Richard Daybell – Novels, stories and short humor
I missed Columbus Day. It snuck right past me. Were there no celebrations? Or am I getting foggy? Actually, Columbus Day is not as big on my agenda as the trio of upcoming special days, each of which is scary in its own way: Halloween, Guy Fawkes Day, Election Day. They won’t sneak past me.
Columbus Day celebrates the discovery of America as though this were a major accomplishment. It seems to me that if anyone in Europe got into a boat and sailed west, they couldn’t help but discover America – they’d bump right into it. And the misconceptions about Columbus abound. He didn’t discover America as in the U.S. of A; he discovered an island in the Bahamas that doesn’t celebrate Columbus Day.
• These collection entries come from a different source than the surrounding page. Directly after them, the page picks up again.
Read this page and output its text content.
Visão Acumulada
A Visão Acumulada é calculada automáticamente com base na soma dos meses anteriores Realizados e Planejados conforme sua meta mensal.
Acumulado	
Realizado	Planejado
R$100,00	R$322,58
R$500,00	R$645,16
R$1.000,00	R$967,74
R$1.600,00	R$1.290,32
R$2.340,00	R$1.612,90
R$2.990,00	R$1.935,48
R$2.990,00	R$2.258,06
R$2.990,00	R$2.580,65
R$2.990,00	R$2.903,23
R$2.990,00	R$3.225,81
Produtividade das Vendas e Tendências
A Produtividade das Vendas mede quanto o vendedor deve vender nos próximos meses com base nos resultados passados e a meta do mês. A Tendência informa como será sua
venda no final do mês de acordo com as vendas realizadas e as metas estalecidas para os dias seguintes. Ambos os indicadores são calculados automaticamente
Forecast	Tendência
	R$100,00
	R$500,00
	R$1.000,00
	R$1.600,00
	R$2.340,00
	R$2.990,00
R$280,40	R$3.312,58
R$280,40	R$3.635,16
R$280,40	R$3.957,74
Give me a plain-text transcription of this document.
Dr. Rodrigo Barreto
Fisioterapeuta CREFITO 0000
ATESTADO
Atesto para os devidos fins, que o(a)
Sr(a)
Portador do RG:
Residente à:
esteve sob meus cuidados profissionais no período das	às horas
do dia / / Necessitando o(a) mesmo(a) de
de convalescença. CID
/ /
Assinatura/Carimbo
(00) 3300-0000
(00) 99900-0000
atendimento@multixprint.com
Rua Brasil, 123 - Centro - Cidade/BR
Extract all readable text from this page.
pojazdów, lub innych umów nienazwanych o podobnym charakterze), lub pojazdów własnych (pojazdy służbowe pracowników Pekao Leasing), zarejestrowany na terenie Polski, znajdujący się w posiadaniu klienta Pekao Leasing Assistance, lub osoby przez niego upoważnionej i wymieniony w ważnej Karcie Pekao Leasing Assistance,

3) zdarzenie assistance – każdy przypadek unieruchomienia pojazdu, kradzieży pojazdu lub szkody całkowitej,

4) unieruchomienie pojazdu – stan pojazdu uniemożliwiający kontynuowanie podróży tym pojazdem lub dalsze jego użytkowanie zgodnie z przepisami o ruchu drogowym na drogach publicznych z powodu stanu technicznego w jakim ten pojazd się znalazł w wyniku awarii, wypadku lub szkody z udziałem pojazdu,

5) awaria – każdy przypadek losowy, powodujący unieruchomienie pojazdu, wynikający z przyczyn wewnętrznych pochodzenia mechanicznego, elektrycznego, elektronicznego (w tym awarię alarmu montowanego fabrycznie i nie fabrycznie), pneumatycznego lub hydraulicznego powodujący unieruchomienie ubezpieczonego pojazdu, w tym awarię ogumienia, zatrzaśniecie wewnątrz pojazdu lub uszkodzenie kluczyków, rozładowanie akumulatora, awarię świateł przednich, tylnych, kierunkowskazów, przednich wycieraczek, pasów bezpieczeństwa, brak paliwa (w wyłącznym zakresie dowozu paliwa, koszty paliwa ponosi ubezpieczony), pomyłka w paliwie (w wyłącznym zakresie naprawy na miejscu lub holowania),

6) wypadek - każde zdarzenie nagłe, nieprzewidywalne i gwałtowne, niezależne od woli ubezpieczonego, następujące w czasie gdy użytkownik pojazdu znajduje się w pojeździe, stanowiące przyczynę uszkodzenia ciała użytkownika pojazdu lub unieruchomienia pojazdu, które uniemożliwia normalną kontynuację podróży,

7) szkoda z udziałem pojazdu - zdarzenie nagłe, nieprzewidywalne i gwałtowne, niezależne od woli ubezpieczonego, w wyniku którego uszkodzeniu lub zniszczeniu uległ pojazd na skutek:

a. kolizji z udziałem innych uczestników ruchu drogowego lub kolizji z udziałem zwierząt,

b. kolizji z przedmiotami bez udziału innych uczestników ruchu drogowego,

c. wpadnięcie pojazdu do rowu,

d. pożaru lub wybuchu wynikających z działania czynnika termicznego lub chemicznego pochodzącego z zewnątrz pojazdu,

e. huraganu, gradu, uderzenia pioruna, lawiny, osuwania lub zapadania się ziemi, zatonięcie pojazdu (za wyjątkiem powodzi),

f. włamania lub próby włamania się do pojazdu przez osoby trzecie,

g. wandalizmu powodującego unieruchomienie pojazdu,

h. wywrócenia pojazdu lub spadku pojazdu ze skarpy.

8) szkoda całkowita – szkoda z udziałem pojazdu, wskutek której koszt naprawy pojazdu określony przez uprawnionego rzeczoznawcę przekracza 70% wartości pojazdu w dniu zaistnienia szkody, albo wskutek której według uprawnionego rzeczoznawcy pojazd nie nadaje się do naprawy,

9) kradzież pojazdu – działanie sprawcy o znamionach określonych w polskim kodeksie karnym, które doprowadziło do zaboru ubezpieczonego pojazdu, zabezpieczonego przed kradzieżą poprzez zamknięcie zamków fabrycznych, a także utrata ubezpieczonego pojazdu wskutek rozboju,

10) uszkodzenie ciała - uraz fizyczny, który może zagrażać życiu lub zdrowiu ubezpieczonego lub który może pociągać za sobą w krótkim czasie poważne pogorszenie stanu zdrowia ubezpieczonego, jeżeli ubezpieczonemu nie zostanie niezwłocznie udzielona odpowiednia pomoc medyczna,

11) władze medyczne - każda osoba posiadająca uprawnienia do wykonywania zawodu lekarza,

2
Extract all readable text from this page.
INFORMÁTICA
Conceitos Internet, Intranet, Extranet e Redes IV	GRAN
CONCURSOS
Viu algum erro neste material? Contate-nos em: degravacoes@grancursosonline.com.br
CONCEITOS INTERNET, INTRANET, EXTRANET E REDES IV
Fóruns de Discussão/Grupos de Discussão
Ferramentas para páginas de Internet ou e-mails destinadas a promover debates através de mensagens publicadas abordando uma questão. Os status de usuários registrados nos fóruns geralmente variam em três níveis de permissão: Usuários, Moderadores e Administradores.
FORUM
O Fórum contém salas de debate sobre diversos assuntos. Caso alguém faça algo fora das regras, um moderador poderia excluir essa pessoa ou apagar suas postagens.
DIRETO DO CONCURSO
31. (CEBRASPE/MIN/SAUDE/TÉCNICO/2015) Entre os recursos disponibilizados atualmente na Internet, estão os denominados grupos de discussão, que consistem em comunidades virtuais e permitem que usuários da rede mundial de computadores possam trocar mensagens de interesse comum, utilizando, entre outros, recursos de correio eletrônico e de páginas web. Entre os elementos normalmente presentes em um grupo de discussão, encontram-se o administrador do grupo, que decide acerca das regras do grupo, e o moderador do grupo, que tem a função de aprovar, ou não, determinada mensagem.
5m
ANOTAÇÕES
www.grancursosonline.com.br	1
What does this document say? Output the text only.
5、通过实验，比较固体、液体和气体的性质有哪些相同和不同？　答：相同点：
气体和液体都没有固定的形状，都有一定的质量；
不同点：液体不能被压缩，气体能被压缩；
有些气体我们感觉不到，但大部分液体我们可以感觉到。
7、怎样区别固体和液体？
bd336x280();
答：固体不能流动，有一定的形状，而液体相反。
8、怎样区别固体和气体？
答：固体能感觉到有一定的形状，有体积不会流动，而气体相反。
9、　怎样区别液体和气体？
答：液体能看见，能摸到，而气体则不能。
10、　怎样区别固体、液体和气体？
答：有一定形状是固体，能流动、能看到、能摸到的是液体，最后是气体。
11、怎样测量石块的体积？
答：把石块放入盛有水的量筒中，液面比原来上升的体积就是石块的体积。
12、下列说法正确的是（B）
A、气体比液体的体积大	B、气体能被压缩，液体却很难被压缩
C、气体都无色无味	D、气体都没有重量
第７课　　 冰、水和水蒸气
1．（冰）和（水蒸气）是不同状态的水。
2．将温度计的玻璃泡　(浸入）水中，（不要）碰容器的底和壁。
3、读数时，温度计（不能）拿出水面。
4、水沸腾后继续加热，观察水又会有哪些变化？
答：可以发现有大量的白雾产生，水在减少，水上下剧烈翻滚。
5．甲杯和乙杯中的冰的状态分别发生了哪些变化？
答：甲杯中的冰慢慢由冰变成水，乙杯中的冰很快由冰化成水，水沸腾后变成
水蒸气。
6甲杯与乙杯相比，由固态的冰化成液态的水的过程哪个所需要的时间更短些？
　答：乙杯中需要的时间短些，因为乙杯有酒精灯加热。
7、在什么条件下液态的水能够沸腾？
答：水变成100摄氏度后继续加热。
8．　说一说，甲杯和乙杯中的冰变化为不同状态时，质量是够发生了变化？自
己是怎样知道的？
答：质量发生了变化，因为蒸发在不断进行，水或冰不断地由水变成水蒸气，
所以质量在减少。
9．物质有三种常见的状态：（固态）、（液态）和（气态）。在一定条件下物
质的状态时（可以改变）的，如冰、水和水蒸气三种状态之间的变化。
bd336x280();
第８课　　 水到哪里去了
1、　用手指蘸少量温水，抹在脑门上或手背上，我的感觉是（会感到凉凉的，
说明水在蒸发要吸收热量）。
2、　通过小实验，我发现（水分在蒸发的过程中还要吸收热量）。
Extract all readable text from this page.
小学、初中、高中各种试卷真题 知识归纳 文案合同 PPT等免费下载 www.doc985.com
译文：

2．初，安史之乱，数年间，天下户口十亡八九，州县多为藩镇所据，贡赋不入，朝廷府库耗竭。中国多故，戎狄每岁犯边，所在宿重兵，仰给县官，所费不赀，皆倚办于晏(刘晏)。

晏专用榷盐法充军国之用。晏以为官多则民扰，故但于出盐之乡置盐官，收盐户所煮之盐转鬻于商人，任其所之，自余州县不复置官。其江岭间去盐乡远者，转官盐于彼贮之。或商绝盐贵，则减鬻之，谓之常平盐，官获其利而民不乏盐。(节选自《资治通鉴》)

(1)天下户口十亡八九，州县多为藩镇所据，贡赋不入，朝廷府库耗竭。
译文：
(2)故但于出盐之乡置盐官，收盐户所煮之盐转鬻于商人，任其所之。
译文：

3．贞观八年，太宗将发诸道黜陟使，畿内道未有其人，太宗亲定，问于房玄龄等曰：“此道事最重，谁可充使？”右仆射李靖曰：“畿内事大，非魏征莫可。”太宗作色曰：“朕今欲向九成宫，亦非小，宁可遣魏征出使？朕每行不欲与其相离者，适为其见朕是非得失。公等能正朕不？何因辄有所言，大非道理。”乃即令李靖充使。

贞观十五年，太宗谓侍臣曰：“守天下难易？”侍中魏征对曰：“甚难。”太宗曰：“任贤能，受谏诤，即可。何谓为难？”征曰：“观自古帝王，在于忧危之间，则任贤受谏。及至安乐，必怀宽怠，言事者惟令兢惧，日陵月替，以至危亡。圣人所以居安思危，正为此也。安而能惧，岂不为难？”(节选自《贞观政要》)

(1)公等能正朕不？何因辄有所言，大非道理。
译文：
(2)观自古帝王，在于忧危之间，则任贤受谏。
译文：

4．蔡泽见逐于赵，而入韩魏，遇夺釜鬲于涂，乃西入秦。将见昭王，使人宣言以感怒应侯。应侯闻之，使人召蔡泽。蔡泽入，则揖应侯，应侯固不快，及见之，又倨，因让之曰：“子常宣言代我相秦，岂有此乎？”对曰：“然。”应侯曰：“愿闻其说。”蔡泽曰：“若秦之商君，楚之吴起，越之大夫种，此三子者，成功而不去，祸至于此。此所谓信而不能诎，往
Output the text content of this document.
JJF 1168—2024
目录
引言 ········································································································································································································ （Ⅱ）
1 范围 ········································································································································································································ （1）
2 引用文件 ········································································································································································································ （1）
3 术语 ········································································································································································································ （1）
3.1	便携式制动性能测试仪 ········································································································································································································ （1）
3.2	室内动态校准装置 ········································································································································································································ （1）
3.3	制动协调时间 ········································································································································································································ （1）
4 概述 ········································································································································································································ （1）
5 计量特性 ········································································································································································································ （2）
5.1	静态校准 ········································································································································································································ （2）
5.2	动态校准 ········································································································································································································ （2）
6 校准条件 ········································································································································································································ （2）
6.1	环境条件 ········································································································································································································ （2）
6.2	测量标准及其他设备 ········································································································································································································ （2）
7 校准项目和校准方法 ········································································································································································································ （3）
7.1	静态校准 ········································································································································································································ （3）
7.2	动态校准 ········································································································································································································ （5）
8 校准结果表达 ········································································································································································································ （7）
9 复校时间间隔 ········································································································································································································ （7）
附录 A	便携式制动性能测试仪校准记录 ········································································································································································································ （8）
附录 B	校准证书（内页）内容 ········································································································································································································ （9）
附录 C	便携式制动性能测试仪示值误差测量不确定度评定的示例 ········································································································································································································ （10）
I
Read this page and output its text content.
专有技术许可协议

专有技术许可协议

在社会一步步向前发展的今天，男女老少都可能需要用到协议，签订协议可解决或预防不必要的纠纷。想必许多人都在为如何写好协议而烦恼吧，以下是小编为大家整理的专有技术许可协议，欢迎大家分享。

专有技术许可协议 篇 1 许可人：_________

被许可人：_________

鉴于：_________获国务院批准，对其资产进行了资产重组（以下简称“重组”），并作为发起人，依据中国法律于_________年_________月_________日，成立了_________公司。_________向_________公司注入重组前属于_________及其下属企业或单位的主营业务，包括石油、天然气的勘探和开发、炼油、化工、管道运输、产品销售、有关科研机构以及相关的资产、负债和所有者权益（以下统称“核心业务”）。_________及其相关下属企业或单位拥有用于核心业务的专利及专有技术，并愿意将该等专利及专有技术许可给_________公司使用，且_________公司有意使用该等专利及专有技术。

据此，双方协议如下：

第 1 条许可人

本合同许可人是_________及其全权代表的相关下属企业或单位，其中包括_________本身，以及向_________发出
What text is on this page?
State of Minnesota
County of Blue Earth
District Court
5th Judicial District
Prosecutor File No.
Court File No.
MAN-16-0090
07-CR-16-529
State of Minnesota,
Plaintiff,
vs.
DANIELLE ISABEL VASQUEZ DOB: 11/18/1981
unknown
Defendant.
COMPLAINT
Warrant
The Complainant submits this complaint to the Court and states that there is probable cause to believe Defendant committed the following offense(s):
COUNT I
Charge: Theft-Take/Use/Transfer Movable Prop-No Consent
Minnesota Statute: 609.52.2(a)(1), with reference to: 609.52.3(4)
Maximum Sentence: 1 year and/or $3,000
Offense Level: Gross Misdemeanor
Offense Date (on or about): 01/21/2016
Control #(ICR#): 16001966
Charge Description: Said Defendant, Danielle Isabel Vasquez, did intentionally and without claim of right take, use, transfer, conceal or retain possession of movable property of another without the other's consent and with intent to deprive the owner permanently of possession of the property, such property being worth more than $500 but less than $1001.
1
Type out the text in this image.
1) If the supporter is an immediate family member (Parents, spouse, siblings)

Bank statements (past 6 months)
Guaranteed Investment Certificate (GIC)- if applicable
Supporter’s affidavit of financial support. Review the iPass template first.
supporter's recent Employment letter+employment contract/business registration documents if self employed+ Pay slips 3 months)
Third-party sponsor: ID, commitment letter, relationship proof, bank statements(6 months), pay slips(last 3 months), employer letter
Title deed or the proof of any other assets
And we were always told that, as a boy, little Christopher looked out to sea noticing how all the ships sunk just as they got to the horizon. Eventually, the clever lad decided that, contrary to popular opinion, the world was round. The big lie. Unlike today, when most Republicans do think the world is flat, most Europeans pretty much knew the world was round.
(I’d like to attend a meeting of the Flat Earth Society; I’ll bet they’re well into their schnapps, long before the meeting is called to order. One can only guess at the amazing things they discover.)
Discovering something is not the same as creating it. Discovery is just bumbling around until you bump into something important. Creating is making something important. Thomas Edison created a practical electric light bulb (Did you know he was afraid of the dark? See how my seven important facts work?) Benjamin Franklin merely discovered electricity. It was there waiting to be discovered. Granted, if Ben had simply sat around watching TV, he wouldn’t have discovered electricity. He did have to go out and get wet.
Last weekend I went to a Metropolitan Opera HD broadcast, and I discovered Otello. Giuseppe Verdi, however, created it a long time ago. And during intermission, thanks to a certain need and a suspicion that the world is round, I also discovered the men’s room. Perhaps they’ll name a day after me.